As an additional release goal, a complete wiki overhaul was completed over the last two months. Besides updating outdated pages and a general cleanup, a lot of new documentation is now available for users and developers alike. We hope the new release will attract more developers, so that we can tackle some of the tasks we have been facing for a long time.

There won’t be a Replicant 6.0 SDK because there is already something better

And you can help making it accessible to more GNU/Linux users!

We have decided not to create a Replicant 6.0 SDK as part of the upcoming Replicant 6.0 release. For three previous Replicant versions (2.2, 4.0 and 4.2), a SDK was provided.

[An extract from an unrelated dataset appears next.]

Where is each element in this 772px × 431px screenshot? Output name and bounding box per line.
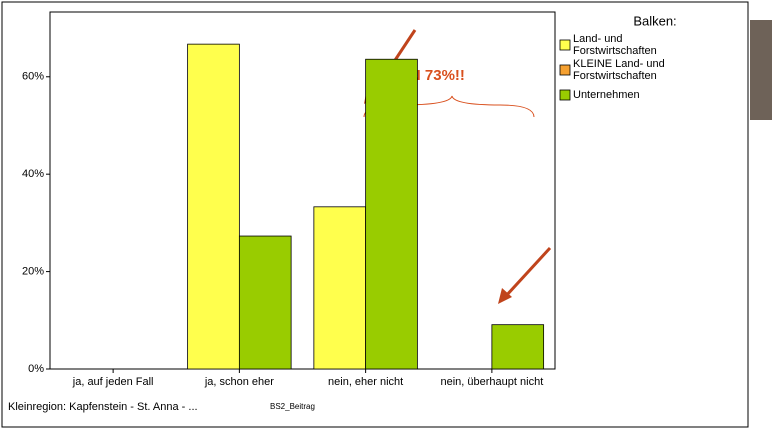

Replicant offered its own SDK because the Android SDK released by Google is distributed under a non-free license and suggests installing non-free plug-ins such as the Google APIs. For a long time, Replicant has provided the only Android SDK that is available under a free license and that doesn’t offer to install non-free software.

Android SDK in Debian

However, for some time, the Android SDK is available in Debian and it will be possible to build Android apps in Debian Stretch, the upcoming release. The Debian packages suffice to build an app that only has a minimal set of dependencies. Not all libraries that might be needed for building an app are already packaged, but it seems that nothing is missing that would otherwise be available in a Replicant SDK. The packaged Android SDK in Stretch even has the same target API as a Replicant 6.0 SDK would have.

The packaged Android SDK in Debian has many advantages over a Replicant SDK. Build tools should be installable from the package manager of the distribution you are using and not be distributed in a binary archive outside of it. Android SDK packages are provided in Debian alongside other Android build tools like Gradle. The packages can be built reproducibly. We only have very limited time and resources to work on the SDK. Debian has its own team, the Debian Android Tools team, that focuses on packaging more libraries and target APIs, among other things.

Packaging for more distributions

For these reasons, rather than spending time and development efforts on a Replicant 6.0 SDK, we encourage you to work with maintainers to get the Debian Android packages included in more distributions. As Replicant itself is  a fully free software distribution, we would be especially happy to see the packages included in fully-free GNU/Linux distributions, like Parabola or Trisquel.

The Debian Android Tools team is available to answer questions and they are interested in having cross-distro collaboration to solve remaining issues. They can be reached via their mailing list or in the IRC channel #debian-mobile. Their wiki page provides useful documentation.

Of course, we are available as well to answer questions and to coordinate these efforts.